I could go on and on about our beloved children. We are so blessed to have a precious baby boy, and now a delightful baby girl to brighten our days.
Chayim wanted me to mention an interesting difference in our lifestyle here. That is that we don't have a car. We surely get enough exercise here! Only on occasion do we need to take a city bus. I've gotten used to taking both children out by myself. Depending on the situation, I have 4 ways of doing it: 1) pushing Hannah in her stroller and holding David's hand, 2) pushing David in his stroller, with Hannah in her front carrier, 3) holding David's hand with Hannah in the front carrier, and 4) stuffing them both in Hannah's stroller. It's a bit of a challenge at times, especially due to all the many hills, stone steps, and rugged stone pathways.
We hardly leave Tzfat. It's very uncomfortable for me-descending and ascending the winding, mountainous roads leading to and from Tzfat. But I like being "stuck" here. The mountain air is so fresh and pure. The view is so picturesque, with the layers of mountains and valleys off in the distance, beyond this ancient city. The sunsets are so strikingly beautiful-it's no wonder we chose Tzfat as our home.

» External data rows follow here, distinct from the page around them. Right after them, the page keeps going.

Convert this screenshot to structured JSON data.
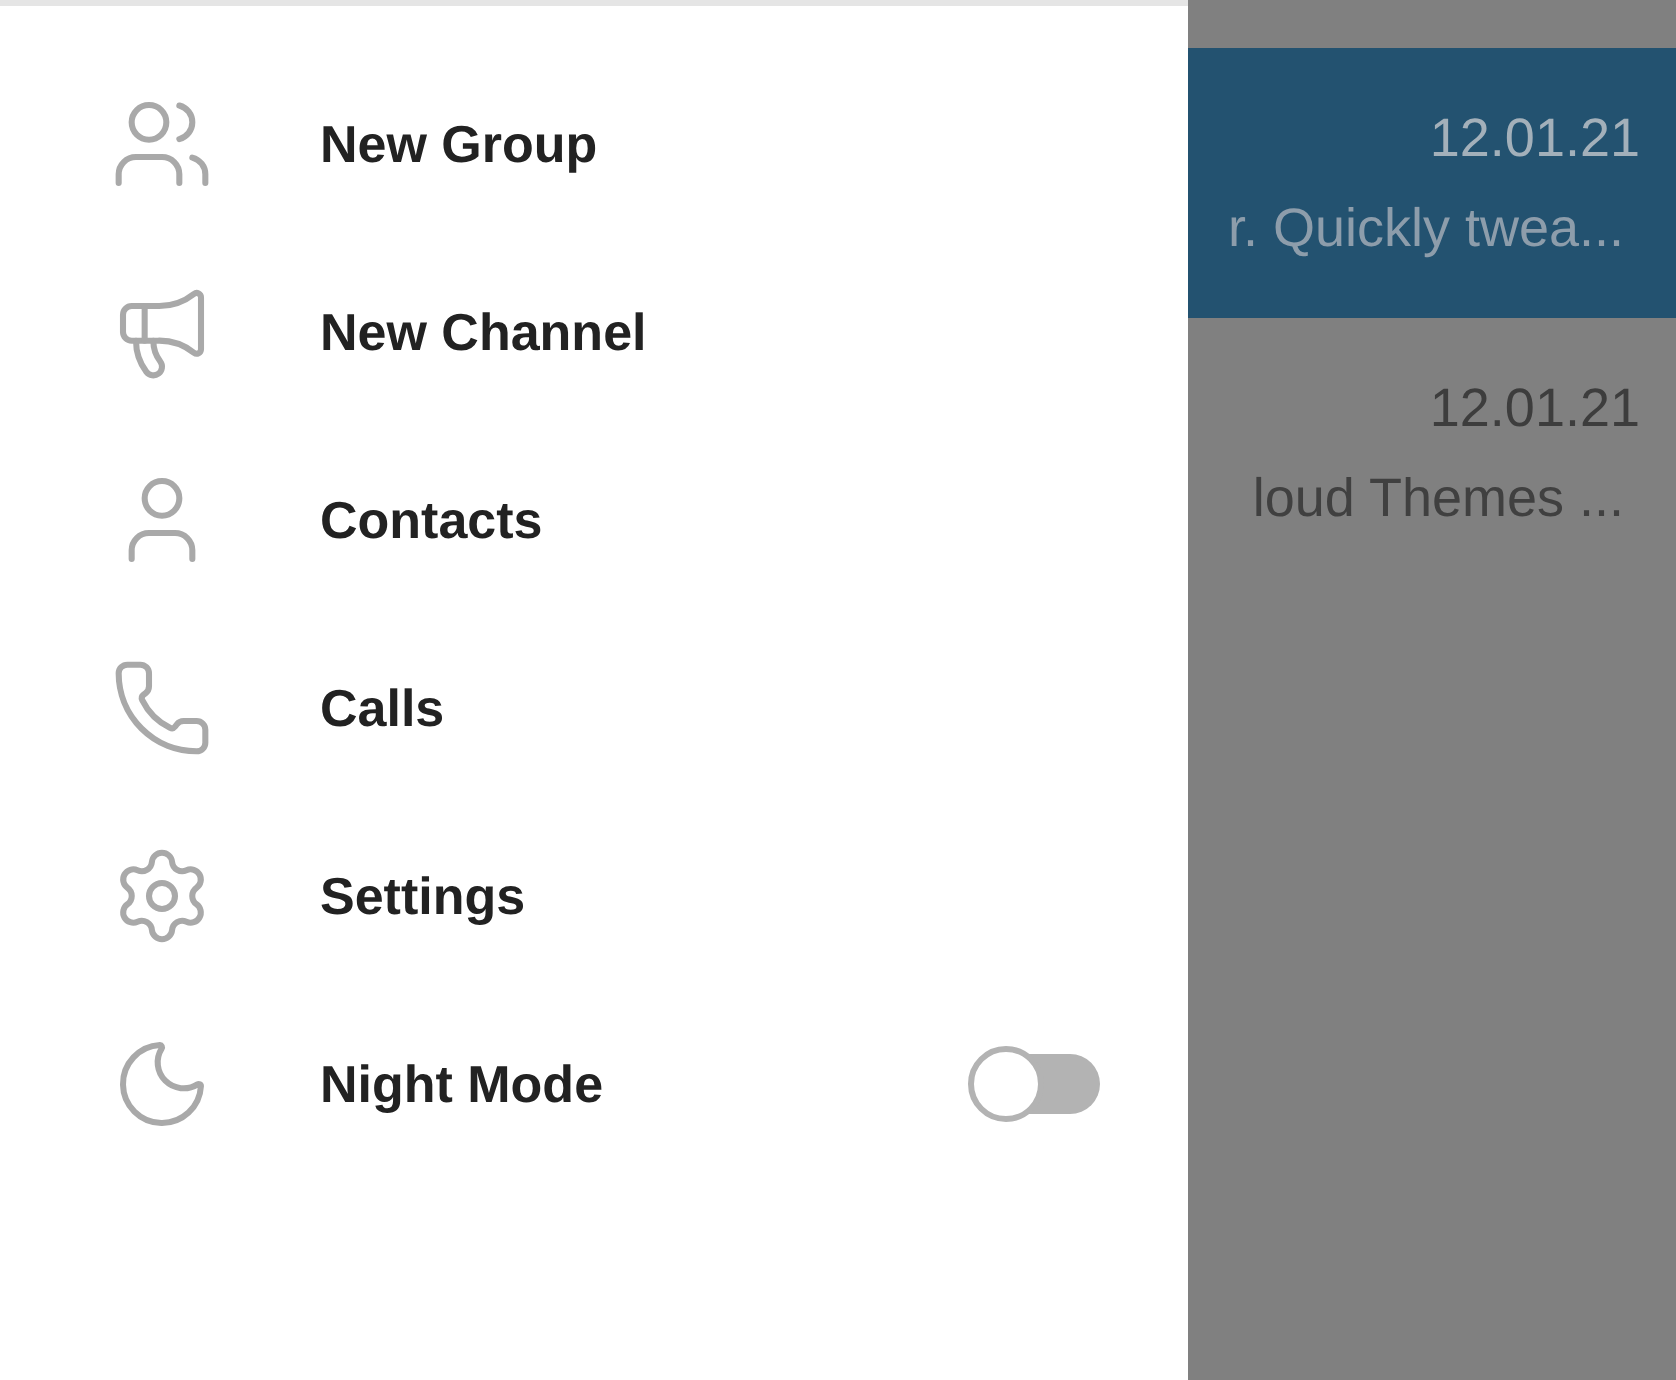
{
  "drawer": {
    "items": [
      {
        "kind": "action",
        "label": "New Group"
      },
      {
        "kind": "action",
        "label": "New Channel"
      },
      {
        "kind": "action",
        "label": "Contacts"
      },
      {
        "kind": "action",
        "label": "Calls"
      },
      {
        "kind": "action",
        "label": "Settings"
      },
      {
        "kind": "toggle",
        "label": "Night Mode",
        "on": false
      }
    ]
  },
  "chat_list": {
    "rows": [
      {
        "selected": true,
        "date": "12.01.21",
        "preview": "r. Quickly twea..."
      },
      {
        "selected": false,
        "date": "12.01.21",
        "preview": "loud Themes ..."
      }
    ]
  }
}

We have many good friends here, and the community continues to grow. Frequently, there are celebrations, get-togethers, lectures from out-of-town (and local) rabbis and rebbitzins, day trips, events for children, and events exclusively for women (i.e. parties, plays, and even a talent show last week).
An obvious drawback of being here is that we do miss our family and friends. Even in Alaska, long distance phone calls were not so outrageously expensive as here. It also doesn't look as if we will be able to make it back to the states any time soon.
But now, we have a guest room-so please come.